Handsome Australian Mark Saturno in the title role is bold when in command, childish when frustrated, cruel on occasion, and suffers horrific indignities with heroic vulnerability in his final scene.  Patrick Zeller has a delicate touch as Gaveston, a boyish charm and enthusiasm that carries him lightly over even such rough ground as the scene in which he beats up Bill Salem's unflappable bishop. Zeller doubles the murderer Lightborn, and lends the terrors of the last act a  strange and wonderfully perverse tenderness.  Kent French is an effective and admirable Mortimer, fearlessly playing for the highest stakes simply to demonstrate that he can.  Birgit Huppuch successfully projects both haves of the two sided Queen: first the loving but neglected spouse, who does nothing but whine gentle chidings until Edward forces her to discover that she too can manipulate; after which she becomes the hardened adulteress whose manipulations lose her husband, lover, and son.  Characteristically, Marlowe leaves the moment of Isabella's discovery out of his script, along with other opportunities for actors to react to one another in the moment and show us characters and relationships that change.

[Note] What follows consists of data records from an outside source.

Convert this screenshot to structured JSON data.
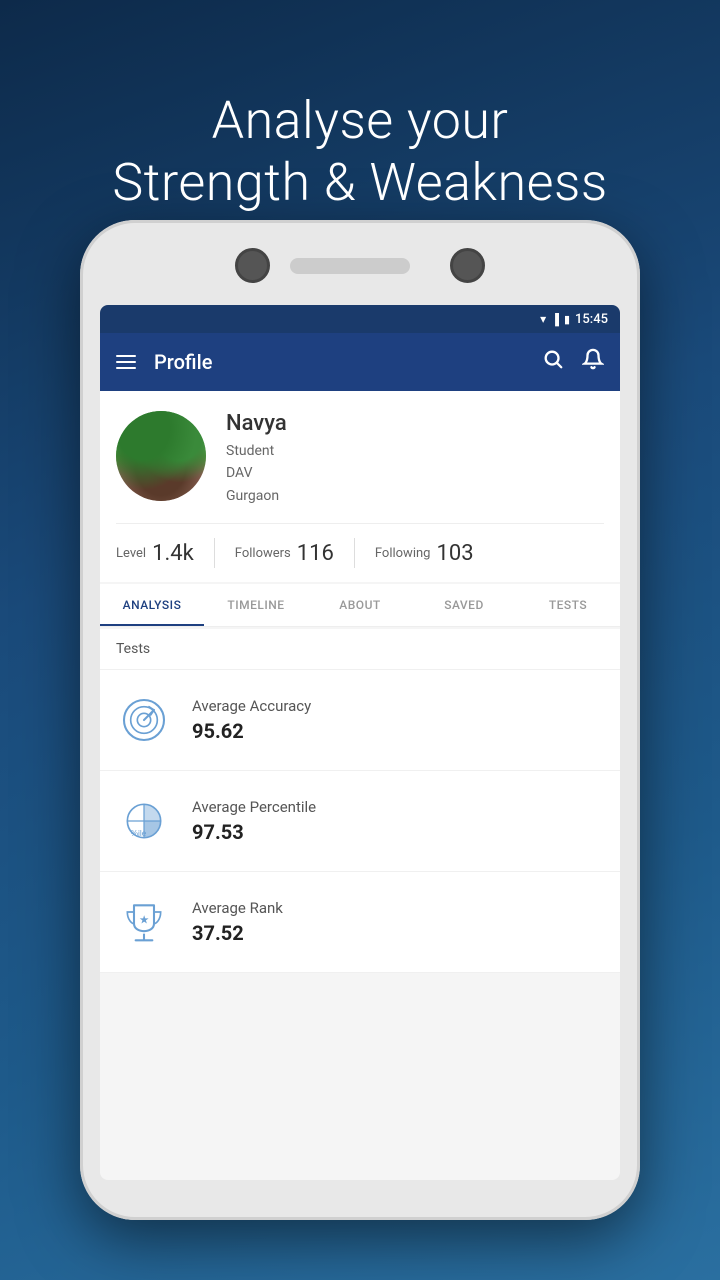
{
  "background_gradient": {
    "from": "#0d2a4a",
    "to": "#2a6fa0"
  },
  "tagline": {
    "line1": "Analyse your",
    "line2": "Strength & Weakness"
  },
  "status_bar": {
    "time": "15:45"
  },
  "app_bar": {
    "title": "Profile",
    "menu_icon": "menu-icon",
    "search_icon": "search-icon",
    "notification_icon": "bell-icon"
  },
  "profile": {
    "name": "Navya",
    "role": "Student",
    "institution": "DAV",
    "location": "Gurgaon",
    "level_label": "Level",
    "level_value": "1.4k",
    "followers_label": "Followers",
    "followers_value": "116",
    "following_label": "Following",
    "following_value": "103"
  },
  "tabs": [
    {
      "id": "analysis",
      "label": "ANALYSIS",
      "active": true
    },
    {
      "id": "timeline",
      "label": "TIMELINE",
      "active": false
    },
    {
      "id": "about",
      "label": "ABOUT",
      "active": false
    },
    {
      "id": "saved",
      "label": "SAVED",
      "active": false
    },
    {
      "id": "tests",
      "label": "TESTS",
      "active": false
    }
  ],
  "analysis": {
    "section_title": "Tests",
    "stats": [
      {
        "id": "accuracy",
        "name": "Average Accuracy",
        "value": "95.62",
        "icon": "target-icon"
      },
      {
        "id": "percentile",
        "name": "Average Percentile",
        "value": "97.53",
        "icon": "percentile-icon"
      },
      {
        "id": "rank",
        "name": "Average Rank",
        "value": "37.52",
        "icon": "trophy-icon"
      }
    ]
  }
}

Considering that it encompasses a twenty year reign, "Edward II" has an economical structure, pruned of digressions and mercifully free of comic relief.  But it seems longer when acted than when read because relationships never get a chance to ripen or ramify.  What does ramify is the transgression embodied in Edward's death.  It was too shocking to stage in 1890 or 1950, it is shocking today, and must have been a hundred times as shocking in 1590,  when kings ruled by divine right. From the first performance of Edward II to the day before yesterday, there has not been another scene in which  a monarch is so accused, exposed, humiliated and punished as King Edward is in the death scene in Marlowe's play. It is a blatant exempla of "poetic justice" inflicted on a sodomite, -- yet it is also blatantly analogous to the Crucifixion, where the mockery and torture of a guiltless King is performed for our good.  Wang's staging vividly presents both images, and leaves the audience with unsettling matters well worth the pondering.